Student research results (posters and flyers) have been presented to the college community on the display boards located in the Science and Technology building, and Honors launch.
Students and PI Werner-Fraczek presented the scientific results of the FWS project to the Riverside Community College District Board of Trustees three times over the course of the project. Twice the college website featured the "Who lives Here" slide shows that compiled selected photographs from the student-conducted camera trapping project.
The MVC community has been constantly updated on the developments and successes of the FWS project by media releases and college website.
Student Involvement in Community Projects and Initiatives
USDA Native Plant Protection Project fieldwork team
Besides coursework assignments, students participating in the FWS project have multiple opportunities to visit and be involved in other initiatives. Since the beginning of the FWS project MVC students participated in:
- Urban Tree Project
- Global Bird Count Project
- UCR Botanical Gardens visits
- San Bernardino County Museum visits (Photos)
- MVC's Swallow Club
- Swallow Day Events
- USDA Protection of Tricolor Winged Blackbird Habitat
- USDA Native Plant Protection Project
The ultimate goal of FWS is to increase enrollment, retention, completion and transfer rates of students in STEM disciplines by engaging them in meaningful undergraduate research experiences. As such, FWS has actively conducted outreach to families and youth in Moreno Valley to educate them about STEM education and career opportunities, and disseminate the exciting research MVC students are conducting with the project. The Press Enterprise, the local newspaper for western Riverside County, published two articles featuring the project. Articles appeared both in print and in online outlets for the paper, which has a daily circulation of approximately 92,000. The project has its presence on the college website. The FWS has a permanent booth at the Welcome College Day, and the Senior Days organized by MVC for local high school students.
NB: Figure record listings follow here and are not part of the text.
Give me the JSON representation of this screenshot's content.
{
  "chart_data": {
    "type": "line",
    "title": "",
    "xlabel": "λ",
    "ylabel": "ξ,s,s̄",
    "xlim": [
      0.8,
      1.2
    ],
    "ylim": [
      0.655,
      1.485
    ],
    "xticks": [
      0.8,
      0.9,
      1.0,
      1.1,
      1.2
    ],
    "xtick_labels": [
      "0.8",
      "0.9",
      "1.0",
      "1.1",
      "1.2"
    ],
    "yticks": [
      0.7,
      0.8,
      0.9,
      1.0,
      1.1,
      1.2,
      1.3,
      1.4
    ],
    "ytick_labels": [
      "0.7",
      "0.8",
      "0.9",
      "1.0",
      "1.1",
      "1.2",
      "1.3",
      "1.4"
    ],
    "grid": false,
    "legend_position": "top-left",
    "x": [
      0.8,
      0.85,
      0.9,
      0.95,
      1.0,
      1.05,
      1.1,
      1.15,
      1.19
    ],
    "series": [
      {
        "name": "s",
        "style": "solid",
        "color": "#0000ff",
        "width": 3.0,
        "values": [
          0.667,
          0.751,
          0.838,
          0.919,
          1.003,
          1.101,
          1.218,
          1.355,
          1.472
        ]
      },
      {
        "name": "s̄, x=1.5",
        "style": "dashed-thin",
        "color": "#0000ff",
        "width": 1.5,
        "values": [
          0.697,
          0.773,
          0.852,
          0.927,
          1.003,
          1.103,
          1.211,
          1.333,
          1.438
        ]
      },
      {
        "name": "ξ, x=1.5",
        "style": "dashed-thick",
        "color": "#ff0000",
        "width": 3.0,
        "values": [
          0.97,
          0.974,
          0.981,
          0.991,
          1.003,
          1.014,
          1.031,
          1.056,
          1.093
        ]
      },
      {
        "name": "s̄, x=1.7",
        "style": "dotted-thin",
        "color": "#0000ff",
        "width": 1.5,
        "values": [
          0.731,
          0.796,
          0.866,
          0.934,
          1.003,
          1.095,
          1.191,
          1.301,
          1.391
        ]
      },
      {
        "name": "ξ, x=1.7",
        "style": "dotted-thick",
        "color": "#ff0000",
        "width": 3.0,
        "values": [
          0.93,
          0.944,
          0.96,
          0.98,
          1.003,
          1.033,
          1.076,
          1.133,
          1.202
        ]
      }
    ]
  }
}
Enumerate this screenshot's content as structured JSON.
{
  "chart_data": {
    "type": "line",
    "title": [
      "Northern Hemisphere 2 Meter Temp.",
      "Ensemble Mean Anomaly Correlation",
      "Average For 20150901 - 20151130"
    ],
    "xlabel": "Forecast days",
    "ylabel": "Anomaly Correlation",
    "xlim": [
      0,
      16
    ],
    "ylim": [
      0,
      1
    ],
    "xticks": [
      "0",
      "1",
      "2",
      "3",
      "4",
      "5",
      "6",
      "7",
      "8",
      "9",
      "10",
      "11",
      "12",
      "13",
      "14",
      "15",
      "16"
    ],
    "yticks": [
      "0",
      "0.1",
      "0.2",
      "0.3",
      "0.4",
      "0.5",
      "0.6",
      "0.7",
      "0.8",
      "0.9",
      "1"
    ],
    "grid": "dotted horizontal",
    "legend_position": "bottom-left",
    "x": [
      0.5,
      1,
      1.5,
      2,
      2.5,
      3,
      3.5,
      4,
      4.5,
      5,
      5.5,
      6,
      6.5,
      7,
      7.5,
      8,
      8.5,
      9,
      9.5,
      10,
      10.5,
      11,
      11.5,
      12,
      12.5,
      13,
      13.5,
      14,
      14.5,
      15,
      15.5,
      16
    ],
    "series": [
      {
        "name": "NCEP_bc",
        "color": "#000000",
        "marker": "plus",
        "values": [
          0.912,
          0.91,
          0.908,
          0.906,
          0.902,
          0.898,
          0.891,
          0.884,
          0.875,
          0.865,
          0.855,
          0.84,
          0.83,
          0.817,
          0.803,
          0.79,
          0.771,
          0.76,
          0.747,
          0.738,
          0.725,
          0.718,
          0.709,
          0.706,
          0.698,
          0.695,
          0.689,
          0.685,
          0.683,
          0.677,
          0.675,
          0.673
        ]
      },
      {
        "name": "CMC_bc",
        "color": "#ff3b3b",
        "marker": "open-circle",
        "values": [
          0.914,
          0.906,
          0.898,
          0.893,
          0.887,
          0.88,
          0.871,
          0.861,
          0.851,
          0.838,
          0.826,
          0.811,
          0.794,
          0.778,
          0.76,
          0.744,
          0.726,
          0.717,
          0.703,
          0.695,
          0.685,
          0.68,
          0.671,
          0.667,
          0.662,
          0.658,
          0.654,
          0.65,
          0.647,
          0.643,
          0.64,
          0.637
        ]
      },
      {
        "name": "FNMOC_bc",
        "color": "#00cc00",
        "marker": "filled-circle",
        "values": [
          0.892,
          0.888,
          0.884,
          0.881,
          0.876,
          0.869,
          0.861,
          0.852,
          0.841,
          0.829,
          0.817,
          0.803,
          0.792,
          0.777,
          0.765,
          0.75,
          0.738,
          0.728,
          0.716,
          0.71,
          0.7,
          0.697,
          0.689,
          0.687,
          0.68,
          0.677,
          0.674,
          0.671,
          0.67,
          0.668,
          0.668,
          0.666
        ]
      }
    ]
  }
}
PI Werner-Fraczek visited Arizona Middle School in May 2017 where swallows also nest on school buildings. She spoke with students about the birds and about the MVC efforts to protect the swallows by studying about them. The visit concluded with a student walk to map nests.
In March 2017, PI Werner-Fraczek delivered a presentation about the research-based learning taking place at MVC under the FWS project to the U.S. Department of Agriculture (USDA) field office in Riverside, CA. The presentation explained how MVC's collaboration with the Western Riverside County Region California Department of Fish and Wildlife has been strengthened by BIO-12 students participating in two projects. Students participated in Protection of Tricolor Winged Blackbird Habitat by planting rose bushes in the San Jacinto Wildlife Area. They also participated in the Native Plant Protection project by weeding designated plots in the Jurupa Park. The USDA recognized MVC's students by publishing an acknowledgment in the field office's monthly bulletin.